3. Wage growth according to type of software
4. Wage gains are concentrated among high-quality programmers.
So far, we have shown results exploiting differences in the characteristics of the software written, such as the programming language or application domain. Next, we study how the effect differs based on characteristics of the programmer that created it.
Figure 4 shows a binscatter plot of the difference in the size of the effect on wages based on how highly paid a software engineer was at the beginning of their career. The y-axis represents the effect of software on the wage of a programmer. The x-axis is a decile of initial wage at the beginning of a programmer’s career. We use initial wage as a proxy for the quality of a programmer. If a programmer was more highly paid at the beginning of their career, then we can say that programmer was more highly skilled than a programmer that was less highly paid at the beginning of their career.

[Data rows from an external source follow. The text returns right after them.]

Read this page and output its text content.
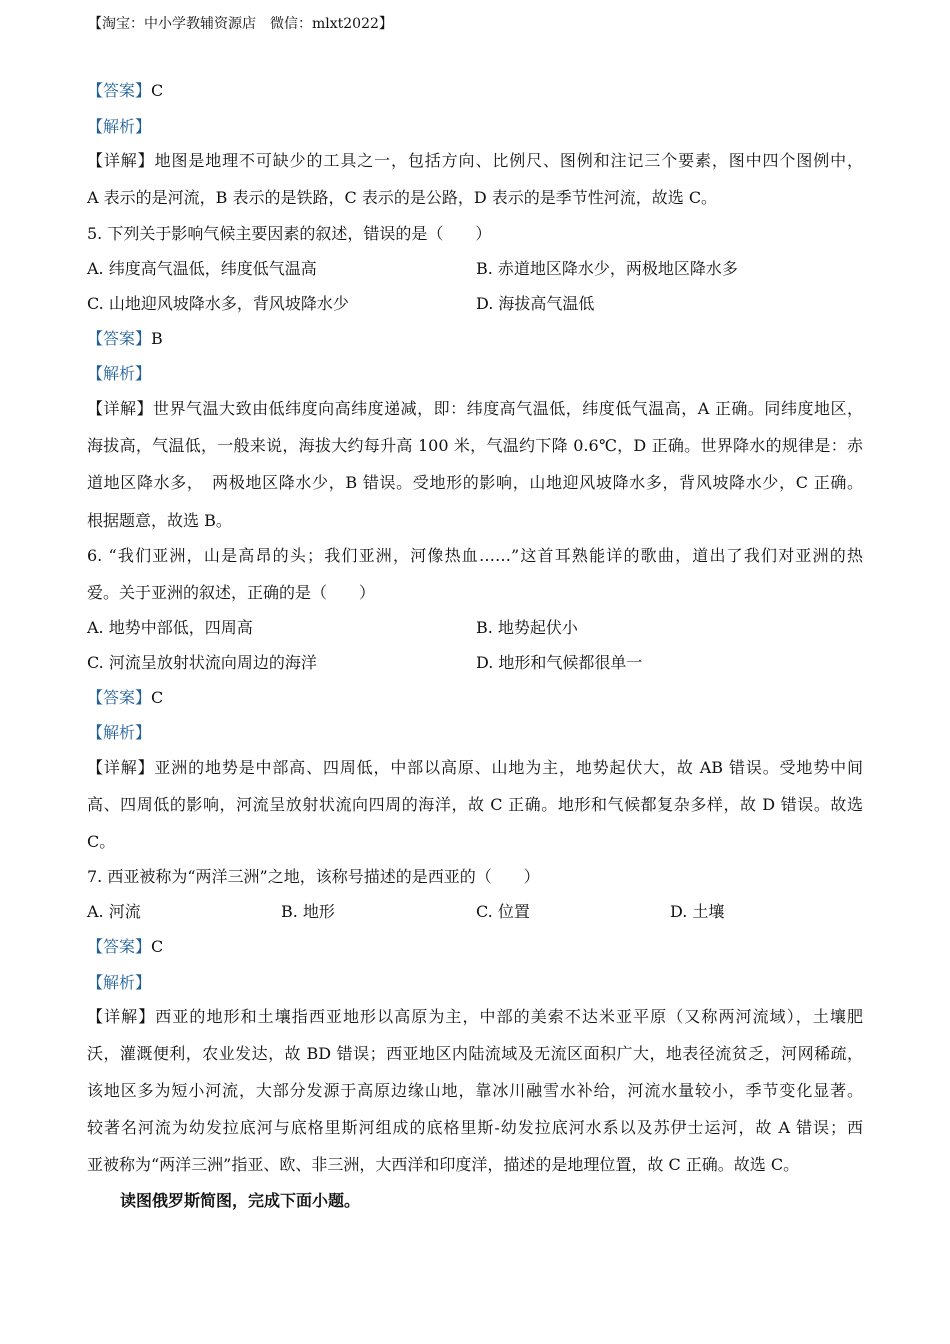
【淘宝：中小学教辅资源店　微信：mlxt2022】
【答案】C
【解析】
【详解】地图是地理不可缺少的工具之一，包括方向、比例尺、图例和注记三个要素，图中四个图例中，
A 表示的是河流，B 表示的是铁路，C 表示的是公路，D 表示的是季节性河流，故选 C。
5. 下列关于影响气候主要因素的叙述，错误的是（　　）
A. 纬度高气温低，纬度低气温高	B. 赤道地区降水少，两极地区降水多
C. 山地迎风坡降水多，背风坡降水少	D. 海拔高气温低
【答案】B
【解析】
【详解】世界气温大致由低纬度向高纬度递减，即：纬度高气温低，纬度低气温高，A 正确。同纬度地区，
海拔高，气温低，一般来说，海拔大约每升高 100 米，气温约下降 0.6℃，D 正确。世界降水的规律是：赤
道地区降水多，　两极地区降水少，B 错误。受地形的影响，山地迎风坡降水多，背风坡降水少，C 正确。
根据题意，故选 B。
6. “我们亚洲，山是高昂的头；我们亚洲，河像热血……”这首耳熟能详的歌曲，道出了我们对亚洲的热
爱。关于亚洲的叙述，正确的是（　　）
A. 地势中部低，四周高	B. 地势起伏小
C. 河流呈放射状流向周边的海洋	D. 地形和气候都很单一
【答案】C
【解析】
【详解】亚洲的地势是中部高、四周低，中部以高原、山地为主，地势起伏大，故 AB 错误。受地势中间
高、四周低的影响，河流呈放射状流向四周的海洋，故 C 正确。地形和气候都复杂多样，故 D 错误。故选
C。
7. 西亚被称为“两洋三洲”之地，该称号描述的是西亚的（　　）
A. 河流	B. 地形	C. 位置	D. 土壤
【答案】C
【解析】
【详解】西亚的地形和土壤指西亚地形以高原为主，中部的美索不达米亚平原（又称两河流域），土壤肥
沃，灌溉便利，农业发达，故 BD 错误；西亚地区内陆流域及无流区面积广大，地表径流贫乏，河网稀疏，
该地区多为短小河流，大部分发源于高原边缘山地，靠冰川融雪水补给，河流水量较小，季节变化显著。
较著名河流为幼发拉底河与底格里斯河组成的底格里斯-幼发拉底河水系以及苏伊士运河，故 A 错误；西
亚被称为“两洋三洲”指亚、欧、非三洲，大西洋和印度洋，描述的是地理位置，故 C 正确。故选 C。
读图俄罗斯简图，完成下面小题。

Figure 4 shows that the gains from registering software are concentrated among already high-wage programmers. Workers at the top decile of wages experienced 6% monthly wage growth after their first software. This result implies that maybe it is the case that highly skilled programmers are creating better software than less skilled programmers. As a reward for their higher quality software, they receive a higher wage increase.
4. Wage growth according to initial wage
Conclusion
Many college graduates who are interested in joining the software engineer industry think about what skills they should learn to earn the most money in the job market. Our research shows that computer programmers do receive labor market rewards for creating software for the firms they work for. On average, programmers earn 6% more per hour by registering their software.

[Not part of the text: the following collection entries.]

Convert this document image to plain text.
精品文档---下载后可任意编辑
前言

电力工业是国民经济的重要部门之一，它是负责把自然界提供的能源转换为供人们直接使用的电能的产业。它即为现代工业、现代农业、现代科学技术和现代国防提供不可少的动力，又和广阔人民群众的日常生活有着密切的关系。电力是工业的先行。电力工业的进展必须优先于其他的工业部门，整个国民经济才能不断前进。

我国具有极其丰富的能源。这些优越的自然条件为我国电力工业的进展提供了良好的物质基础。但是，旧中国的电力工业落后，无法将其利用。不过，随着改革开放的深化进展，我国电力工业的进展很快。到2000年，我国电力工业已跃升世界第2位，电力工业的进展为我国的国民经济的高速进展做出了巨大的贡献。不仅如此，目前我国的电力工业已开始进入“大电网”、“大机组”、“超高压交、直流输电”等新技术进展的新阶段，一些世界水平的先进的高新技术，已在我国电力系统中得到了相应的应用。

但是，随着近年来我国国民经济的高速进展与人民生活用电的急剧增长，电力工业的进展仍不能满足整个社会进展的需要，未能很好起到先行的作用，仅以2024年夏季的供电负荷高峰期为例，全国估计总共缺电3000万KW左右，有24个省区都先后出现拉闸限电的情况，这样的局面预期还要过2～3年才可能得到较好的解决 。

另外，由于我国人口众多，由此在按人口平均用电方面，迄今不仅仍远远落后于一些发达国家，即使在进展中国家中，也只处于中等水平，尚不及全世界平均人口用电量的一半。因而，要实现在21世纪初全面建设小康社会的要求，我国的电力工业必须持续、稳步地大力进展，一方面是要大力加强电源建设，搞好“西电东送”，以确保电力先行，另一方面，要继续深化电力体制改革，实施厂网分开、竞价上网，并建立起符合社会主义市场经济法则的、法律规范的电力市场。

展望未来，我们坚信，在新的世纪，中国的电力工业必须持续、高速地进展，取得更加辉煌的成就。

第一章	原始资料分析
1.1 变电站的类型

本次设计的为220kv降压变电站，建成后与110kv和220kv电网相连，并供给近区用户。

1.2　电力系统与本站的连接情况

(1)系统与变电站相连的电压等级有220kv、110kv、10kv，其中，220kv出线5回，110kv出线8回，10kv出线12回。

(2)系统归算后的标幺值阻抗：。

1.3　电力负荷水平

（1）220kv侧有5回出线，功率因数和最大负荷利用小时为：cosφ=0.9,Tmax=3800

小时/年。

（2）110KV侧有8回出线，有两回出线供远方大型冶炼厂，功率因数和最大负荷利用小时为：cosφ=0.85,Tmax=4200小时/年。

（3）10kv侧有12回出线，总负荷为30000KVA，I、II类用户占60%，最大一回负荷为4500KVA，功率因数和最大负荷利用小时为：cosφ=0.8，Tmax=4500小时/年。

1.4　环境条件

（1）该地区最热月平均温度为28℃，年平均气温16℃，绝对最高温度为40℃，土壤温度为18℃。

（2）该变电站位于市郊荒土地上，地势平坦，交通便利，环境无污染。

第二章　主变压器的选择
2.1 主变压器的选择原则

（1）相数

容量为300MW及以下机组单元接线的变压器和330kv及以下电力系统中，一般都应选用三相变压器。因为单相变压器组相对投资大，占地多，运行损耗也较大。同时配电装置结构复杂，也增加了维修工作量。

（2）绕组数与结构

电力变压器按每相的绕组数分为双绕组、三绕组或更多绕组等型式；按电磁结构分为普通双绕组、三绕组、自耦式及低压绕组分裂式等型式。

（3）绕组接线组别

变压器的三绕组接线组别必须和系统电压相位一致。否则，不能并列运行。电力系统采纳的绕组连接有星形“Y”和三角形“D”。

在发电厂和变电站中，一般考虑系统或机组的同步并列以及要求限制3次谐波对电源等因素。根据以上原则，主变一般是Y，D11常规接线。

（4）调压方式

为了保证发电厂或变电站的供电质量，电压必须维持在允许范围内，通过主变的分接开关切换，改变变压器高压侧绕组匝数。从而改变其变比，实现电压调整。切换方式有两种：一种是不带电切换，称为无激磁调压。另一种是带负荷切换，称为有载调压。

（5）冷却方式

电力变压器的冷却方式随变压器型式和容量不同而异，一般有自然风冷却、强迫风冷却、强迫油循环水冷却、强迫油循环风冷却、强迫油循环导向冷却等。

We show that the domain field of software seems to be much more important in determining future wage growth for programmers than the programming language that the software is written in. More novel and cutting-edge software written for data protection, AI, and automation purposes grows the wages of programmers much more than software for less-novel fields like operations systems, languages, or utilities.
Finally, we show that there is also a large difference in the size of the positive effect based on the skill level of the programmer that creates the software. Programmers who are more highly skilled receive higher wage increases relative to their peers than programmers who are less highly skilled. This implies that instead of just learning how to program in a certain language or work in a field that is more novel, it is important to simply have good coding skills. The programmers who will see the highest wage increases are likely to be those who are both highly skilled and working in a novel field.